Clearly, "normal" football isn't always normally distributed. As a general rule, the more common an event on the pitch is, the more the distribution looks like a bell-shaped curve (graph the frequency of passes per match and you'll see what I mean). This has important implications: using some of the most common statistical techniques to deal with these data may be problematic, standard (canned) versions of techniques like correlations and linear regression assume normally distributed data. The stuff we care about the most - goals - is the least "normal" of all the events above. But as importantly, think about what the picture above tells us: there is enormous slippage from one stage of the goal production process to the next. Understanding why and how this slippage occurs should be important questions for any budding analyst.

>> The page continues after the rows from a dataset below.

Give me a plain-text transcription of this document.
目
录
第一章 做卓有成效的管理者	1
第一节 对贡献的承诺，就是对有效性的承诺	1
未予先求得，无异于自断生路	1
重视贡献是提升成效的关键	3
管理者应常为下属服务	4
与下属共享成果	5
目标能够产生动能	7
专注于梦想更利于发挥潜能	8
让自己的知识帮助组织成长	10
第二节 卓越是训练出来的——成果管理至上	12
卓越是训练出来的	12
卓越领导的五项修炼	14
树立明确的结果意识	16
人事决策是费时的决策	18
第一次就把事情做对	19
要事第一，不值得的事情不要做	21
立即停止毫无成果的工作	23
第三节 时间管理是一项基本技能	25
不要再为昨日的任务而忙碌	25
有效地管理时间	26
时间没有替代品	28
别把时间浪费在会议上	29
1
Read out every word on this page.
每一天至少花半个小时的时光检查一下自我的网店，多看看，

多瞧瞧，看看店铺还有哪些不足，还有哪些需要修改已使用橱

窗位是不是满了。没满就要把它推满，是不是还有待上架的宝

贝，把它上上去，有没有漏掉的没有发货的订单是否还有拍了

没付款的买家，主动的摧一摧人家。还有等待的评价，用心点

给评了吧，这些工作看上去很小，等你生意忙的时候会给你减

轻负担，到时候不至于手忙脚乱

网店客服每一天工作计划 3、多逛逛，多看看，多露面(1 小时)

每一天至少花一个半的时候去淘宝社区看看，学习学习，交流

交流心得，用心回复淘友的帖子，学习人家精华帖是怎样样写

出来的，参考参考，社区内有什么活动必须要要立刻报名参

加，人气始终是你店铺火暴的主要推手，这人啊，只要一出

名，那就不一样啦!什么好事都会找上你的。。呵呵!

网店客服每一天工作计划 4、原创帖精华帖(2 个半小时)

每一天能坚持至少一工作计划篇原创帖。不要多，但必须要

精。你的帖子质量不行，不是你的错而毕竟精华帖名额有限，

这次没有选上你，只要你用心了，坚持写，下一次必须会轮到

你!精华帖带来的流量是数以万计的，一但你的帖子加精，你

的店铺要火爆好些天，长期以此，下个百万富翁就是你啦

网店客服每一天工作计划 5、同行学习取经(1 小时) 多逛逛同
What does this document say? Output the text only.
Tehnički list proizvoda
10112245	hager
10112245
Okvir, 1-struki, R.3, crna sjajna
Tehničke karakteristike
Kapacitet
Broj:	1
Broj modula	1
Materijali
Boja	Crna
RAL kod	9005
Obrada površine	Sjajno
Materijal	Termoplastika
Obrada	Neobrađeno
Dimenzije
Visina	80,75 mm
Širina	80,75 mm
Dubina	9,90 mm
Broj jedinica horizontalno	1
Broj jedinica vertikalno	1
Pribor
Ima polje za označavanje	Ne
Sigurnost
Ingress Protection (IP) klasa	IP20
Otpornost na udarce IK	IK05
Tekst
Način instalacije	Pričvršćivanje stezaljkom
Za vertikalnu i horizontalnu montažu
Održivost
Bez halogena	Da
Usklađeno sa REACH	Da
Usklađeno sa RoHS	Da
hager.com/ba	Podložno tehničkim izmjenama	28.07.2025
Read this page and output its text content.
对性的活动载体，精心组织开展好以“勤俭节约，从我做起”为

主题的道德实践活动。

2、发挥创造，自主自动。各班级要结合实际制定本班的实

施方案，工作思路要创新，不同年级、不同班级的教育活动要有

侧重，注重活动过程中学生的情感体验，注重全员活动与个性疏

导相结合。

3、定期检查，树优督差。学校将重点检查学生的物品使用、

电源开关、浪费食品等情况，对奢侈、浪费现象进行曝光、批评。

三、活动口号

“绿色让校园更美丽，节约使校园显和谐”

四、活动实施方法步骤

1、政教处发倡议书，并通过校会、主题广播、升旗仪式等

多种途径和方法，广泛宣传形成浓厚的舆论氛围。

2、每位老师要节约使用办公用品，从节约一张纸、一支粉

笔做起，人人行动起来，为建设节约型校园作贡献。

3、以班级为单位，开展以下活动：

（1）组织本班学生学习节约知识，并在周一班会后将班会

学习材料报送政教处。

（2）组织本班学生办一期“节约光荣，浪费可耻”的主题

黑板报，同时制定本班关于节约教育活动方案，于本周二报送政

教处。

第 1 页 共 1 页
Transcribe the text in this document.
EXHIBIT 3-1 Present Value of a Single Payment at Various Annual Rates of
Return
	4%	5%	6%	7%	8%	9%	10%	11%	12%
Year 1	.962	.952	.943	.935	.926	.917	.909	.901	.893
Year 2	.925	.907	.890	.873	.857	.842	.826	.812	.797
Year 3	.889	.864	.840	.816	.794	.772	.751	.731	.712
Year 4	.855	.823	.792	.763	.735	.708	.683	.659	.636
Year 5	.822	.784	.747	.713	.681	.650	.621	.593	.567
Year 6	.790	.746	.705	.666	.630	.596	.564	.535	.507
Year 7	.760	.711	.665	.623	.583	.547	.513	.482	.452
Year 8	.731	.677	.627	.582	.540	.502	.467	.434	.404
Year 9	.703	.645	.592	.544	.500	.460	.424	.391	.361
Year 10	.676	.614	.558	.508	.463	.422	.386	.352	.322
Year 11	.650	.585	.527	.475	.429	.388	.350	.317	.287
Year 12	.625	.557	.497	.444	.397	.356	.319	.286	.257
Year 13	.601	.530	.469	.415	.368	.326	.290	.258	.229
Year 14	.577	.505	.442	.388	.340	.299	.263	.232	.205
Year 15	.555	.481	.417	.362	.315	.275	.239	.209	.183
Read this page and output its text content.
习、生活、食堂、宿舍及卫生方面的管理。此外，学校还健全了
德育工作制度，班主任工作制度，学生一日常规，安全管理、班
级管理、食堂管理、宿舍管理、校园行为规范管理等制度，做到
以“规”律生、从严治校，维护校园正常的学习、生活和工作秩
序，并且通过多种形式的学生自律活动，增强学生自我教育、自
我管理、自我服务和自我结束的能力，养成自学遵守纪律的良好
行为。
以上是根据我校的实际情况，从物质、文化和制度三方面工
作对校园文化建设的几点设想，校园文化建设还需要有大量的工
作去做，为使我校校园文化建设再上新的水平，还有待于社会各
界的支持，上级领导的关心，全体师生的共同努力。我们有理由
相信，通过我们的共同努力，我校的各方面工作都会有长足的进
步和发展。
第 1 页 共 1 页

But the most fundamental lesson is often the hardest: before you go looking for fancy ways of analyzing your complex dataset, understand the nature of your variables; having a feel for their shape and nature in a large enough sample of observations is critical to extracting useful information.

So before you go running off with high-end econometrics to torture you data till they confess, try to walk through them with care and see if they'll reveal themselves willingly.